At Constitución, South of Santiago.
San Cristobal Hill and Parque Forestal, Santiago.
Malleco Bridge, near Collipulli.
Also near Concepción, a few miles eastward following the curving banks of the silver Bio-Bio River, is a British-owned and operated cotton-cloth factory turning out an average of 1,000,000 yards yearly, and working 276 looms. The machinery is British and yarns are imported from Manchester. All through the agricultural south are flour mills, of which half a score are owned by British firms; some of these installations are small and antiquated, but sixteen or more are equipped with the best modern machinery. As a result of this milling activity, Chile imports but little wheat flour, and this chiefly from Argentina to serve as a blend, her home mills practically supplying the whole of the country and leaving a surplus for export amounting to nearly 24,000 metric tons annually. The best customers for Chilean wheat flour are Bolivia (17,000 tons), Peru and Ecuador.
Concepción with its coal mines is fortunately placed for industrial development, and this with other similarly endowed regions and well-wooded and watered parts of the populated south are fast building up a list of manufacturing enterprises, most of them based upon local products. They are rapidly meeting home demands. The foreign visitor in Santiago has frequently received a surprise when permitted to see the extremely efficient Government munitions and instrument works, realising that here is a South American state which is able to manufacture almost all the equipment needed for its army, from cartridges and rifles to saddles and field-glasses, the lenses of the latter being the only part imported.

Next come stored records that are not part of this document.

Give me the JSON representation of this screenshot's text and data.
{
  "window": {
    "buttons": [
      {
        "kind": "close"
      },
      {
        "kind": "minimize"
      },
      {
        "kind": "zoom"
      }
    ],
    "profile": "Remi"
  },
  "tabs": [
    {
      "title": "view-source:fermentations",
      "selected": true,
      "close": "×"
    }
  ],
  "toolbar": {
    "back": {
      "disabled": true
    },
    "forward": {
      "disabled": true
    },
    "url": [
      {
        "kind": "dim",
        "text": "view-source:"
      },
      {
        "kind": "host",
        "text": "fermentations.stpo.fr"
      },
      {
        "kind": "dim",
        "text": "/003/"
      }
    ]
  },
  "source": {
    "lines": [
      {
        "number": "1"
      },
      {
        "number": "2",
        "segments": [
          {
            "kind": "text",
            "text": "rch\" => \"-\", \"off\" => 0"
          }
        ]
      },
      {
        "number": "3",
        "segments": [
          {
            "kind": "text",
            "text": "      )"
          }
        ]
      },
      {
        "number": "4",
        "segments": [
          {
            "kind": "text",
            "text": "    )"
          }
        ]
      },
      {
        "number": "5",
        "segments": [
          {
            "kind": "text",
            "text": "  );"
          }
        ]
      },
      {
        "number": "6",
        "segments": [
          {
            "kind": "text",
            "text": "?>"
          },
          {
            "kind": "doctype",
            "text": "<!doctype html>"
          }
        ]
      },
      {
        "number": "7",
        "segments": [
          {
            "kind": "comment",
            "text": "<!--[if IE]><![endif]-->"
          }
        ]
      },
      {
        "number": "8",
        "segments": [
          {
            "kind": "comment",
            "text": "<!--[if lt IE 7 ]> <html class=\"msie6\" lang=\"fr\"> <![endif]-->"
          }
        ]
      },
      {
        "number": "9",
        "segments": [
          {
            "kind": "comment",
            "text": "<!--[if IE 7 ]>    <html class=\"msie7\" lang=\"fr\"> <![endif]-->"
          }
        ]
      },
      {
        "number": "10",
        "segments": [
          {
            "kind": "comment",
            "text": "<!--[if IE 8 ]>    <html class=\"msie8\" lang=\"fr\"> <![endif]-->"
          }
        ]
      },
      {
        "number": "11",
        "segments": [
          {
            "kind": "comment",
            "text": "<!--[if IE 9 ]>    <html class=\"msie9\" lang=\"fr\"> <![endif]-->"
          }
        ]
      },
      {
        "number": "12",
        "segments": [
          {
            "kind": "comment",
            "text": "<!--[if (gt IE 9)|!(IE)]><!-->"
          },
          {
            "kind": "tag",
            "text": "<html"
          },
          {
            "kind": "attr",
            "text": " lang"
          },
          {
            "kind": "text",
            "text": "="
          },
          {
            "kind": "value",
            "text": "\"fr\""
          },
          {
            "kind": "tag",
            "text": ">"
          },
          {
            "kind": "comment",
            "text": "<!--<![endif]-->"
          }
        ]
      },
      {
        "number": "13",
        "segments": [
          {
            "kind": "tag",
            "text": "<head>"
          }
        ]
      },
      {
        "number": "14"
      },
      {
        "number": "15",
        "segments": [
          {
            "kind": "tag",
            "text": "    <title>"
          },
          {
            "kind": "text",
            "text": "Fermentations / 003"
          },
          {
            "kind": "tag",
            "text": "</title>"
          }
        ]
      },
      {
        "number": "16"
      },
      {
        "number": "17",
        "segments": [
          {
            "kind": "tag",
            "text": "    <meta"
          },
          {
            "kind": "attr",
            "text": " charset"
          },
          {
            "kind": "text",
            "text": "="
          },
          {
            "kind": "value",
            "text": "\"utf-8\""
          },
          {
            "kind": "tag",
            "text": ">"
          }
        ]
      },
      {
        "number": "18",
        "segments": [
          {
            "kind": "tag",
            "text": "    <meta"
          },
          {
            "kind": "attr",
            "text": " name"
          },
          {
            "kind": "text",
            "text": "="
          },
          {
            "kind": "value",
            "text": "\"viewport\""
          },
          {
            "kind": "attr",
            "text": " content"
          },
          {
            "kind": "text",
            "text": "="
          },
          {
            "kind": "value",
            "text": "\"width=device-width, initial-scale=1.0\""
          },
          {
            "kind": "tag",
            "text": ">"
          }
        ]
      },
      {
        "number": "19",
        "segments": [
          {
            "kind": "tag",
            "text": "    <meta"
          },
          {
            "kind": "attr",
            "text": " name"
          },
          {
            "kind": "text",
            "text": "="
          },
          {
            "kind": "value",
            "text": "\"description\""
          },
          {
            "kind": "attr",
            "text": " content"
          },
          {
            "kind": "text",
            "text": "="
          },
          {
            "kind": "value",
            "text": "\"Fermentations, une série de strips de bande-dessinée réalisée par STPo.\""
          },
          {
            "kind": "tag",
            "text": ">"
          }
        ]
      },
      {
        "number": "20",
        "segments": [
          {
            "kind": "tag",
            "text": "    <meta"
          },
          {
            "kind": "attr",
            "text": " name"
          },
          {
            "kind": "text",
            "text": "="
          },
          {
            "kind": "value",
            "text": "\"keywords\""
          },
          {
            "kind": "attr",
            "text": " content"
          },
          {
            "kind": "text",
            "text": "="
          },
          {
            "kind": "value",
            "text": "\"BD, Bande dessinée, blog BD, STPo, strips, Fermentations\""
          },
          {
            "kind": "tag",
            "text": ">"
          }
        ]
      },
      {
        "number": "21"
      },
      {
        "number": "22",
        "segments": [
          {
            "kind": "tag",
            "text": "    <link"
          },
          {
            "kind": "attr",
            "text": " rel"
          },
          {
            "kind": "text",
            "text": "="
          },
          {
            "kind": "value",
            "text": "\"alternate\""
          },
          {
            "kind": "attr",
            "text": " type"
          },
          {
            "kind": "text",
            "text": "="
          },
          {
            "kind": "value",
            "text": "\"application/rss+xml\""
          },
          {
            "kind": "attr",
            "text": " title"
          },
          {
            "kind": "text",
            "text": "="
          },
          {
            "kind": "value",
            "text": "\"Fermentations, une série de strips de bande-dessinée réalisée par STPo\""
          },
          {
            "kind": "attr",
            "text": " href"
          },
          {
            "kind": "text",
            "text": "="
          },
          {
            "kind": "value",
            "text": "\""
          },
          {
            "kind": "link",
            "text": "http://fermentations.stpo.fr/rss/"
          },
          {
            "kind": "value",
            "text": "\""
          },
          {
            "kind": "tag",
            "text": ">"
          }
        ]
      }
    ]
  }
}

When such a visitor has also seen tobacco and shoe factories, and the soap, candle and soda works of the Lever firm at Valparaiso (supplying, with the sister factory at Concepción, one-third of Chile’s needs for these goods), he will receive another lesson at the model match factory at Talca, where the well-being of workers is exceptionally well studied and a crêche for the children of women workers is maintained. He should make a point of visiting, at the rich agricultural centre of Traiguen, a factory where beautiful furniture is made, and, following a sight of the sugar, flour, candle works of Concepción, and fruit-canning establishments at Chillan, he will see at Valdivia the most ambitious shipbuilding yards in Chile, turning out vessels of over 3000 tons. Here is also an interesting factory making tannin from the bark of lingue, a large boot and shoe factory, a cider works and several breweries and fruit-preserving factories. Sawmills line the railway between Temuco and Valdivia, and thence to Puerto Montt, where the new frigorifico has been established, and an old lumbering commerce connects with the town of Castro, on Chiloé, where boats are built. Below Chiloé there is no industry until the extreme south is reached, and here in the vicinity of the Strait of Magellan are four packing-houses serving the West Patagonian sheep farms; at Punta Arenas are sawmills, and the headquarters of a number of gold-mining companies operating the alluvial deposits of the southerly islands, a brewery, candle factory, foundry and shipyard. Dawson Island possesses another shipbuilding industry, constructing wooden vessels up to 500 tons’ burden. A series of scientific chicken farms also flourishes at Punta Arenas; 30,000 hens at Leña Dura yield an average of 200 eggs each, annually: the farm collects 5000 eggs per day, exporting them as far as Montevideo.
An immense impulse will be given to Chile’s manufacturing industry when the hydro-electric developments planned during the last few years, and organised in 1921 by the Compañia Chilena de Electricidad, are completed. The creation of this new company is the work of S. Pearson & Son, Ltd., famous for brilliant water-harnessing and engineering in many other regions of Latin America. The Pearson firm initiated its interest in Chile by the purchase of the Santiago tramways which had been in German hands prior to the war, and were later operated by J. G. White & Co., on behalf of the British Government.
Pearson’s decided to increase the power at the disposition of the local service, obtained solely from falls at La Florida, a few miles from Santiago, and effected a combination with Chileans of enterprise and engineering ability already holding concessions for big new hydro-electric development, including the Cia. General de Electricidad and the Cia. Nacional de Fuerza Electrica. Work upon the latter’s plans was under way at Maitenes, inaugurated by the enthusiasm and skill of Don Juan Tonkin. The Pearson company decided to form a new organisation with capital sufficient to enlarge the scope of the work and to take over, in addition, other hydro-electric plans upon the Maipo and Colorado rivers. Proof of faith in Chile’s future was given when Pearson’s decided to domicile the new company in Santiago and to add to its assets the properties of the Chilean Electric Tramway and Light Company, as well as prestige and financial backing. The new company is the Cia. Chilena de Electricidad, capitalised at £8,250,000, with a debenture issue authorised up to £5,000,000; Chilean capital is interested to the extent of nearly three-quarters of a million pounds sterling.